Basic epistemic workflow

# Start a Ledger (or let the Application supervisor start it)
{:ok, _pid} = VaosLedger.start_link(path: "my_ledger.json")

# Register a claim
:ok = VaosLedger.add_claim(%{
  title: "Homeopathy effectiveness",
  statement: "Homeopathic treatments are effective for chronic conditions",
  novelty: 0.3,
  falsifiability: 0.8
})

# Attach evidence
:ok = VaosLedger.add_evidence(%{
  claim_id: "claim_abc123",
  summary: "Cochrane systematic review finds no evidence beyond placebo",
  direction: :contradict,
  strength: 0.9,
  confidence: 0.85,
  source_type: "systematic_review",
  source_ref: "doi:10.1002/14651858.CD000567"
})

# Register an attack
:ok = VaosLedger.add_attack(%{
  claim_id: "claim_abc123",
  description: "The Cochrane review excluded 3 positive RCTs due to methodological concerns",
  target_kind: "evidence",
  target_id: "evid_def456",
  severity: 0.4,
  status: "open"
})

# Get the controller's recommendation
{:ok, decision} = VaosLedger.decide("claim_abc123")
# => %ControllerDecision{
#      primary_action: %ActionProposal{
#        action_type: :collect_counterevidence,
#        expected_information_gain: 0.72,
#        priority: "next",
#        reason: "Evidence imbalance detected..."
#      },
#      backlog: [...]
#    }

Research pipeline

llm_fn = fn prompt -> MyLLM.complete(prompt) end
http_fn = fn url, opts -> MyHTTP.get(url, opts) end

# Generate a research idea
{:ok, idea} = VaosLedger.generate_idea("claim_abc123", llm_fn: llm_fn)

# Develop methodology
{:ok, method} = VaosLedger.develop_method(idea, llm_fn: llm_fn)

# Synthesize paper
{:ok, paper} = VaosLedger.synthesize_paper(idea, method, llm_fn: llm_fn)

Experiment loop

# Define target, eval suite, mutation candidate, then run
scorer_fn = fn result -> VaosLedger.score_result(result) end
{:ok, verdict} = VaosLedger.meets_threshold?(score, 0.7)

Testing

$ mix test
..........................................................................
..........................................................................
..........................................................................
.........................
241 tests, 0 failures
Finished in 16.9 seconds

Tests run in ~17 seconds.

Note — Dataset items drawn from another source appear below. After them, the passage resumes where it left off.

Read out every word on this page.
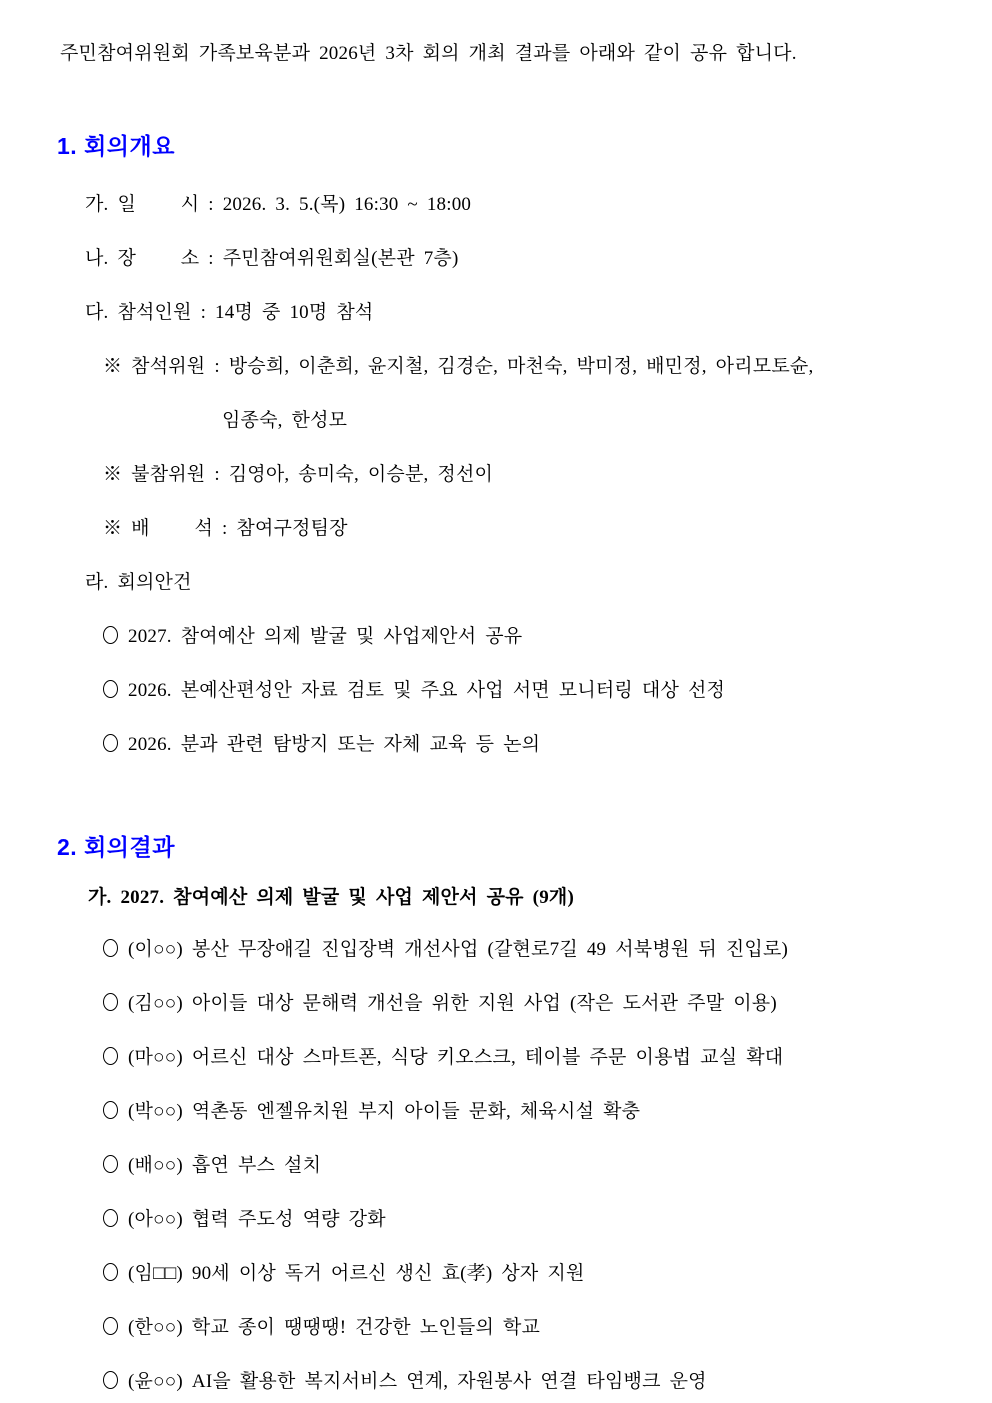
주민참여위원회 가족보육분과 2026년 3차 회의 개최 결과를 아래와 같이 공유 합니다.

1. 회의개요
가. 일     시 : 2026. 3. 5.(목) 16:30 ~ 18:00
나. 장     소 : 주민참여위원회실(본관 7층)
다. 참석인원 : 14명 중 10명 참석
※ 참석위원 : 방승희, 이춘희, 윤지철, 김경순, 마천숙, 박미정, 배민정, 아리모토슌,
임종숙, 한성모
※ 불참위원 : 김영아, 송미숙, 이승분, 정선이
※ 배     석 : 참여구정팀장
라. 회의안건
2027. 참여예산 의제 발굴 및 사업제안서 공유
2026. 본예산편성안 자료 검토 및 주요 사업 서면 모니터링 대상 선정
2026. 분과 관련 탐방지 또는 자체 교육 등 논의
2. 회의결과
가. 2027. 참여예산 의제 발굴 및 사업 제안서 공유 (9개)
(이○○) 봉산 무장애길 진입장벽 개선사업 (갈현로7길 49 서북병원 뒤 진입로)
(김○○) 아이들 대상 문해력 개선을 위한 지원 사업 (작은 도서관 주말 이용)
(마○○) 어르신 대상 스마트폰, 식당 키오스크, 테이블 주문 이용법 교실 확대
(박○○) 역촌동 엔젤유치원 부지 아이들 문화, 체육시설 확충
(배○○) 흡연 부스 설치
(아○○) 협력 주도성 역량 강화
(임□□) 90세 이상 독거 어르신 생신 효(孝) 상자 지원
(한○○) 학교 종이 땡땡땡! 건강한 노인들의 학교
(윤○○) AI을 활용한 복지서비스 연계, 자원봉사 연결 타임뱅크 운영
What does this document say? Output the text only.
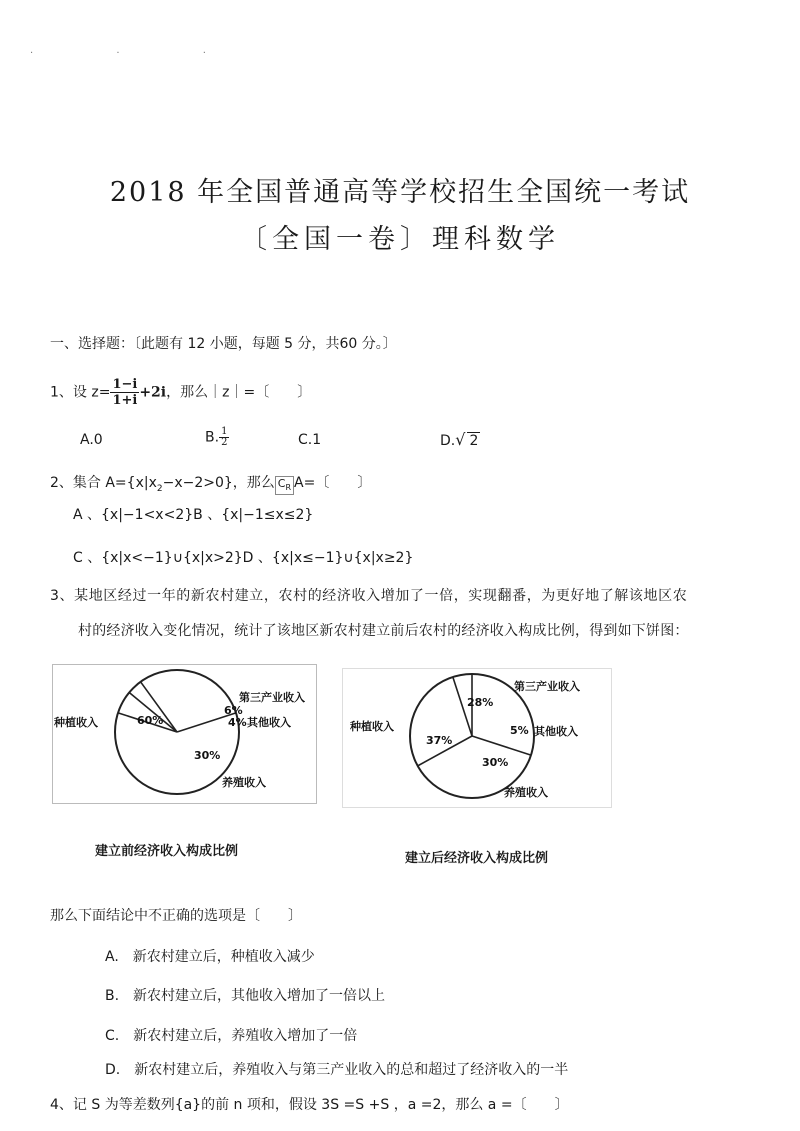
. . .
2018 年全国普通高等学校招生全国统一考试
〔全国一卷〕理科数学
一、选择题：〔此题有 12 小题，每题 5 分，共60 分。〕
1、设 $z= \frac{1-i}{1+i} +2i$，那么｜z｜=〔　　〕
A.0	B. $\frac{1}{2}$	C.1	D.√ 2
2、集合 $A=\{x|x_2-x-2>0\}$，那么 $C_R$ A=〔　　〕
A 、{x|−1<x<2}B 、{x|−1≤x≤2}
C 、{x|x<−1}∪{x|x>2}D 、{x|x≤−1}∪{x|x≥2}
3、某地区经过一年的新农村建立，农村的经济收入增加了一倍，实现翻番，为更好地了解该地区农
村的经济收入变化情况，统计了该地区新农村建立前后农村的经济收入构成比例，得到如下饼图：
60%
种植收入
6%
第三产业收入
4% 其他收入
30%
养殖收入
建立前经济收入构成比例
37%
种植收入
28%
第三产业收入
5% 其他收入
30%
养殖收入
建立后经济收入构成比例
那么下面结论中不正确的选项是〔　　〕
A.　新农村建立后，种植收入减少
B.　新农村建立后，其他收入增加了一倍以上
C.　新农村建立后，养殖收入增加了一倍
D.　新农村建立后，养殖收入与第三产业收入的总和超过了经济收入的一半
4、记 S 为等差数列{a}的前 n 项和，假设 3S =S +S ，a =2，那么 a =〔　　〕
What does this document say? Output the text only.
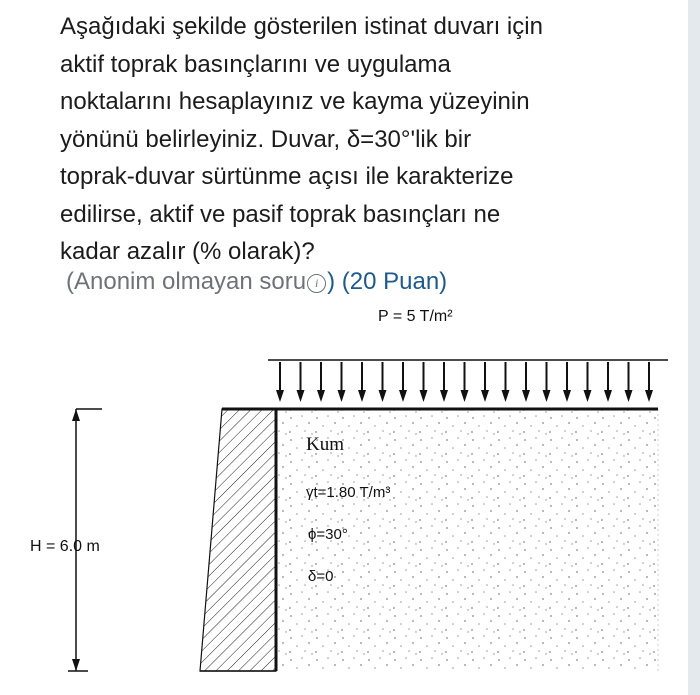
Aşağıdaki şekilde gösterilen istinat duvarı için
aktif toprak basınçlarını ve uygulama
noktalarını hesaplayınız ve kayma yüzeyinin
yönünü belirleyiniz. Duvar, δ=30°'lik bir
toprak-duvar sürtünme açısı ile karakterize
edilirse, aktif ve pasif toprak basınçları ne
kadar azalır (% olarak)?

(Anonim olmayan soru i ) (20 Puan)
P = 5 T/m²
H = 6.0 m
Kum
γt=1.80 T/m³
ϕ=30°
δ=0
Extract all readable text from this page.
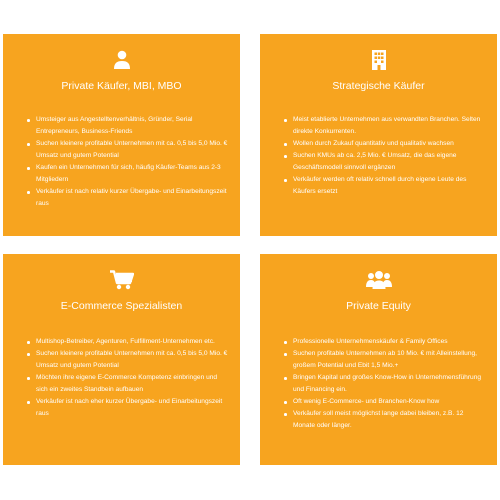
Private Käufer, MBI, MBO
Umsteiger aus Angestelltenverhältnis, Gründer, Serial Entrepreneurs, Business-Friends
Suchen kleinere profitable Unternehmen mit ca. 0,5 bis 5,0 Mio. € Umsatz und gutem Potential
Kaufen ein Unternehmen für sich, häufig Käufer-Teams aus 2-3 Mitgliedern
Verkäufer ist nach relativ kurzer Übergabe- und Einarbeitungszeit raus
Strategische Käufer
Meist etablierte Unternehmen aus verwandten Branchen. Selten direkte Konkurrenten.
Wollen durch Zukauf quantitativ und qualitativ wachsen
Suchen KMUs ab ca. 2,5 Mio. € Umsatz, die das eigene Geschäftsmodell sinnvoll ergänzen
Verkäufer werden oft relativ schnell durch eigene Leute des Käufers ersetzt
E-Commerce Spezialisten
Multishop-Betreiber, Agenturen, Fulfillment-Unternehmen etc.
Suchen kleinere profitable Unternehmen mit ca. 0,5 bis 5,0 Mio. € Umsatz und gutem Potential
Möchten ihre eigene E-Commerce Kompetenz einbringen und sich ein zweites Standbein aufbauen
Verkäufer ist nach eher kurzer Übergabe- und Einarbeitungszeit raus
Private Equity
Professionelle Unternehmenskäufer & Family Offices
Suchen profitable Unternehmen ab 10 Mio. € mit Alleinstellung, großem Potential und Ebit 1,5 Mio.+
Bringen Kapital und großes Know-How in Unternehmensführung und Financing ein.
Oft wenig E-Commerce- und Branchen-Know how
Verkäufer soll meist möglichst lange dabei bleiben, z.B. 12 Monate oder länger.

The slow tests are in the experiment loop and research pipeline modules which exercise multi-stage workflows with mock callbacks.

Project Structure

vaos-ledger/
  lib/
    vaos_ledger.ex                        # Public API facade (65+ delegates)
    vaos_ledger/
      application.ex                      # OTP application, supervisor
    vaos/
      ledger.ex                           # Module namespace
      ledger/
        epistemic/
          controller.ex                   # EIG-based action selection
          grounding.ex                    # Execution trace grounding (720 lines)
          ledger.ex                       # GenServer, JSON persistence (2,852 lines)
          models.ex                       # 17 struct types
          policy.ex                       # EIG scoring weights
        experiment/
          loop.ex                         # Mutation candidate iteration
          scorer.ex                       # Heuristic result scoring
          strategy.ex                     # Hyperparameter adaptation
          verdict.ex                      # Keep/discard/inconclusive
        ml/
          crash_learner.ex                # Failure pattern analysis
          referee.ex                      # Experiment oversight
          runner.ex                       # Experiment execution
        research/
          code_executor.ex                # Sandboxed code execution + retry
          literature.ex                   # Semantic Scholar + OpenAlex
          paper.ex                        # Section synthesis
          pipeline.ex                     # 5-stage idea-to-paper (708 lines)
  test/
    16 test files, 241 tests
  mix.exs

References

  • Lindley, D.V. (1956). "On a Measure of the Information Provided by an Experiment." Annals of Mathematical Statistics, 27(4), 986-1005.
  • Dung, P.M. (1995). "On the Acceptability of Arguments and its Fundamental Role in Nonmonotonic Reasoning, Logic Programming and n-Person Games." Artificial Intelligence, 77(2), 321-357.
  • Semantic Scholar API
  • OpenAlex API

License

MIT

About

Epistemic governance framework for Elixir. Claims, evidence, EIG scoring, 7-layer adversarial defense, experiment loops. 18 modules, 6718 lines, 241 tests.